AY Tapped to Market Northern Virginia MOB Campus
A five-person team specializing in health-care investments is charged with orchestrating the sale of the 119,800-square-foot trophy medical office building.
By Barbra Murray
Avison Young has landed a plum assignment in suburban Washington, D.C. The Toronto-headquartered commercial real estate services firm was selected to serve as the exclusive advisor in the sale of the 120,000-square-foot Merrifield-Fairfax Medical Campus in Fairfax, Va.
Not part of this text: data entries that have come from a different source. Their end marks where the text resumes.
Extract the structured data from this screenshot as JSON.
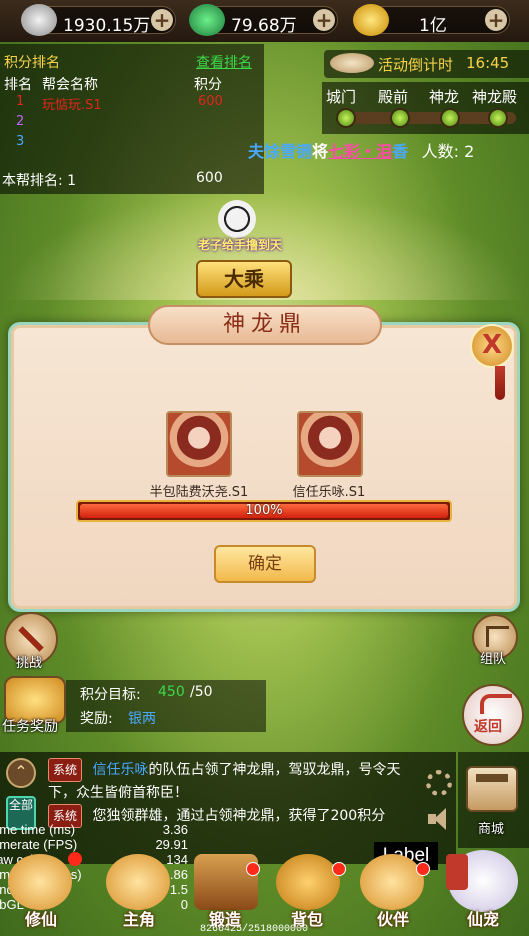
{
  "currency": {
    "silver": "1930.15万",
    "jade": "79.68万",
    "gold": "1亿"
  },
  "rank_panel": {
    "title": "积分排名",
    "view_link": "查看排名",
    "headers": {
      "rank": "排名",
      "name": "帮会名称",
      "score": "积分"
    },
    "rows": [
      {
        "rank": "1",
        "name": "玩惦玩.S1",
        "score": "600"
      },
      {
        "rank": "2",
        "name": "",
        "score": ""
      },
      {
        "rank": "3",
        "name": "",
        "score": ""
      }
    ],
    "my_rank_label": "本帮排名: 1",
    "my_score": "600"
  },
  "countdown": {
    "label": "活动倒计时",
    "time": "16:45"
  },
  "stages": [
    "城门",
    "殿前",
    "神龙",
    "神龙殿"
  ],
  "ticker": {
    "part1": "夫",
    "part2": "馀雪铏",
    "part3": "将",
    "part4": "七彩・泪",
    "part5": "香",
    "people": "人数: 2"
  },
  "guild_banner": {
    "title": "老子给手撸到天",
    "rank": "大乘"
  },
  "dialog": {
    "title": "神龙鼎",
    "players": [
      {
        "name": "半包陆费沃尧.S1"
      },
      {
        "name": "信任乐咏.S1"
      }
    ],
    "progress": {
      "label": "100%",
      "fraction": 1.0
    },
    "confirm_label": "确定",
    "close_glyph": "X"
  },
  "side": {
    "challenge": "挑战",
    "team": "组队",
    "task_reward": "任务奖励",
    "back": "返回",
    "mall": "商城"
  },
  "task": {
    "target_label": "积分目标:",
    "target_current": "450",
    "target_total": "/50",
    "reward_label": "奖励:",
    "reward_value": "银两"
  },
  "chat": {
    "all_tab": "全部",
    "msg1": {
      "tag": "系统",
      "name": "信任乐咏",
      "text": "的队伍占领了神龙鼎，驾驭龙鼎，号令天下，众生皆俯首称臣！"
    },
    "msg2": {
      "tag": "系统",
      "text": "您独领群雄，通过占领神龙鼎，获得了200积分"
    }
  },
  "debug": [
    {
      "key": "ame time (ms)",
      "value": "3.36"
    },
    {
      "key": "amerate (FPS)",
      "value": "29.91"
    },
    {
      "key": "raw call",
      "value": "134"
    },
    {
      "key": "ame Logic (ms)",
      "value": "1.86"
    },
    {
      "key": "enderer (ms)",
      "value": "1.5"
    },
    {
      "key": "ebGL",
      "value": "0"
    }
  ],
  "label_box": "Label",
  "bottom_nav": [
    {
      "label": "修仙",
      "icon": "cultivate-icon"
    },
    {
      "label": "主角",
      "icon": "hero-icon"
    },
    {
      "label": "锻造",
      "icon": "forge-icon"
    },
    {
      "label": "背包",
      "icon": "bag-icon"
    },
    {
      "label": "伙伴",
      "icon": "partner-icon"
    },
    {
      "label": "仙宠",
      "icon": "pet-icon"
    }
  ],
  "footer_score": "8266425/2518000000",
  "colors": {
    "accent": "#d0210f",
    "gold": "#f2b94b",
    "green": "#9bd6c1"
  }
}
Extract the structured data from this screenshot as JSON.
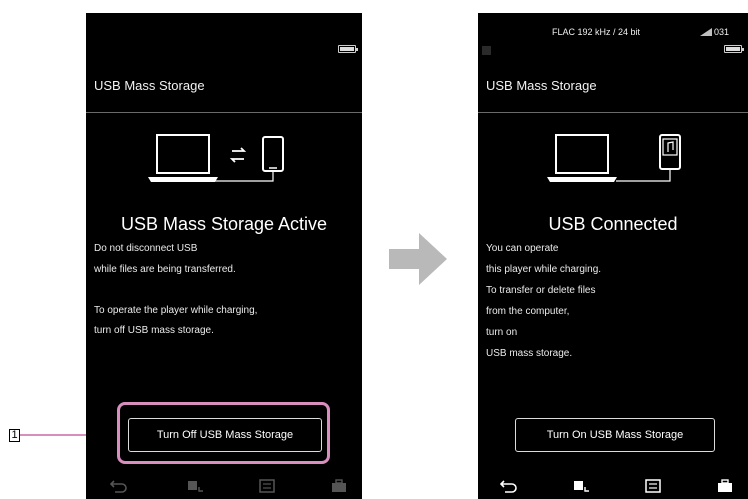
{
  "left_screen": {
    "title": "USB Mass Storage",
    "status_heading": "USB Mass Storage Active",
    "message_lines": [
      "Do not disconnect USB",
      "while files are being transferred.",
      "",
      "To operate the player while charging,",
      "turn off USB mass storage."
    ],
    "action_button_label": "Turn Off USB Mass Storage",
    "nav_icons": [
      "back-icon",
      "now-playing-icon",
      "library-icon",
      "options-icon"
    ]
  },
  "right_screen": {
    "top_status": "FLAC 192 kHz / 24 bit",
    "signal_text": "031",
    "title": "USB Mass Storage",
    "status_heading": "USB Connected",
    "message_lines": [
      "You can operate",
      "this player while charging.",
      "To transfer or delete files",
      "from the computer,",
      "turn on",
      "USB mass storage."
    ],
    "action_button_label": "Turn On USB Mass Storage",
    "nav_icons": [
      "back-icon",
      "now-playing-icon",
      "library-icon",
      "options-icon"
    ]
  },
  "callout": {
    "number": "1"
  },
  "colors": {
    "screen_bg": "#000000",
    "highlight": "#d98fbd",
    "arrow": "#b9b9b9"
  }
}
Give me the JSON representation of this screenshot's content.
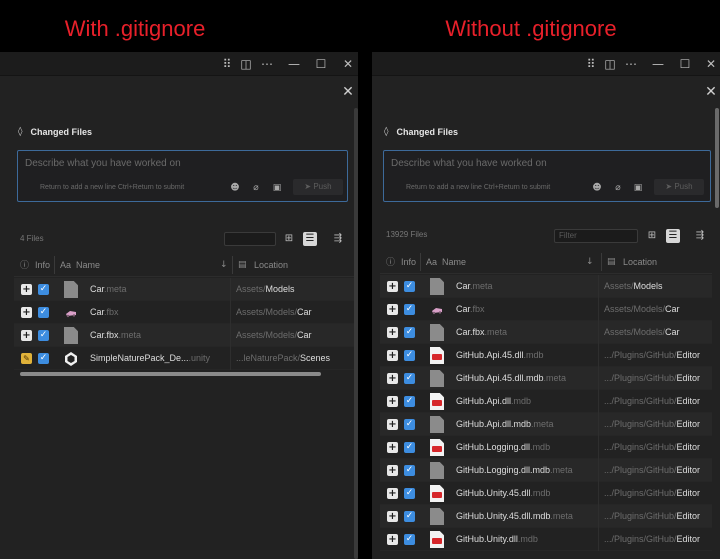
{
  "captions": {
    "left": "With .gitignore",
    "right": "Without .gitignore"
  },
  "colors": {
    "caption_red": "#e8202a",
    "accent_blue": "#3d8de0",
    "input_border": "#3d6a9a",
    "background": "#222222"
  },
  "common": {
    "header_title": "Changed Files",
    "description_placeholder": "Describe what you have worked on",
    "hint_text": "Return to add a new line   Ctrl+Return to submit",
    "push_label": "Push",
    "col_info": "Info",
    "col_name_prefix": "Aa",
    "col_name": "Name",
    "col_location": "Location",
    "sort_arrow": "↓"
  },
  "left": {
    "file_count": "4 Files",
    "filter_placeholder": "",
    "rows": [
      {
        "name": "Car",
        "ext": ".meta",
        "dir": "Assets/",
        "last": "Models",
        "icon": "doc-icon",
        "status": "added"
      },
      {
        "name": "Car",
        "ext": ".fbx",
        "dir": "Assets/Models/",
        "last": "Car",
        "icon": "fbx-icon",
        "status": "added"
      },
      {
        "name": "Car.fbx",
        "ext": ".meta",
        "dir": "Assets/Models/",
        "last": "Car",
        "icon": "doc-icon",
        "status": "added"
      },
      {
        "name": "SimpleNaturePack_De...",
        "ext": ".unity",
        "dir": "...leNaturePack/",
        "last": "Scenes",
        "icon": "unity-icon",
        "status": "modified"
      }
    ]
  },
  "right": {
    "file_count": "13929 Files",
    "filter_placeholder": "Filter",
    "rows": [
      {
        "name": "Car",
        "ext": ".meta",
        "dir": "Assets/",
        "last": "Models",
        "icon": "doc-icon",
        "status": "added"
      },
      {
        "name": "Car",
        "ext": ".fbx",
        "dir": "Assets/Models/",
        "last": "Car",
        "icon": "fbx-icon",
        "status": "added"
      },
      {
        "name": "Car.fbx",
        "ext": ".meta",
        "dir": "Assets/Models/",
        "last": "Car",
        "icon": "doc-icon",
        "status": "added"
      },
      {
        "name": "GitHub.Api.45.dll",
        "ext": ".mdb",
        "dir": ".../Plugins/GitHub/",
        "last": "Editor",
        "icon": "dll-icon",
        "status": "added"
      },
      {
        "name": "GitHub.Api.45.dll.mdb",
        "ext": ".meta",
        "dir": ".../Plugins/GitHub/",
        "last": "Editor",
        "icon": "doc-icon",
        "status": "added"
      },
      {
        "name": "GitHub.Api.dll",
        "ext": ".mdb",
        "dir": ".../Plugins/GitHub/",
        "last": "Editor",
        "icon": "dll-icon",
        "status": "added"
      },
      {
        "name": "GitHub.Api.dll.mdb",
        "ext": ".meta",
        "dir": ".../Plugins/GitHub/",
        "last": "Editor",
        "icon": "doc-icon",
        "status": "added"
      },
      {
        "name": "GitHub.Logging.dll",
        "ext": ".mdb",
        "dir": ".../Plugins/GitHub/",
        "last": "Editor",
        "icon": "dll-icon",
        "status": "added"
      },
      {
        "name": "GitHub.Logging.dll.mdb",
        "ext": ".meta",
        "dir": ".../Plugins/GitHub/",
        "last": "Editor",
        "icon": "doc-icon",
        "status": "added"
      },
      {
        "name": "GitHub.Unity.45.dll",
        "ext": ".mdb",
        "dir": ".../Plugins/GitHub/",
        "last": "Editor",
        "icon": "dll-icon",
        "status": "added"
      },
      {
        "name": "GitHub.Unity.45.dll.mdb",
        "ext": ".meta",
        "dir": ".../Plugins/GitHub/",
        "last": "Editor",
        "icon": "doc-icon",
        "status": "added"
      },
      {
        "name": "GitHub.Unity.dll",
        "ext": ".mdb",
        "dir": ".../Plugins/GitHub/",
        "last": "Editor",
        "icon": "dll-icon",
        "status": "added"
      }
    ]
  }
}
Grosvenor Americas is the current owner of the property.
“This is a unique opportunity to acquire the best medical office building in the most desirable submarket of the Washington, D.C., area,” Jim Kornick, principal with Avison Young, said in a prepared statement. “We expect considerable interest from around the nation and around the globe.”
A trophy-quality MOB, Merrifield-Fairfax made its debut in 2009, developed by The Long Cos. The 4.6-acre property sits at 3023 Hamaker Court, roughly 1.5 miles from Inova Fairfax Hospital Campus, and includes a seven-story parking facility and a premier tenant roster. A venture between Children’s National Health System and Pediatric Specialists of Virginia occupies two-thirds of the building, which is presently 84.5 percent leased. Also part of the package is an adjacent site already entitled for a 120,000-square-foot, mirror version of the existing tower.
Five members of Avison Young’s national capital markets group—all of whom specialize in healthcare investments—will lead the sales effort. Washington, D.C.-based principals Kornick and Chip Ryan are part of the team, as are Chicago-based principals Mike Wilson and Erik Foster, and Mark Johnson, an executive vice president also based in the Chicago office.
Investors hungry for MOB
“Nationally, demand for core medical office buildings, highest quality buildings with a great hospital-anchored rent roll in strong markets, far outstrips the supply. REITs, private equity and international investors are clamoring for them at record prices,” Kornick told Commercial Property Executive. “Merrifield-Fairfax checks all of those boxes, so we expect a very strong competition for this building. It goes without saying that such an asset in a close-in Northern Virginia location makes it even more attractive.”
Merrifield-Fairfax last traded in 2012, when Grosvenor acquired it from Long in a $43 million transaction.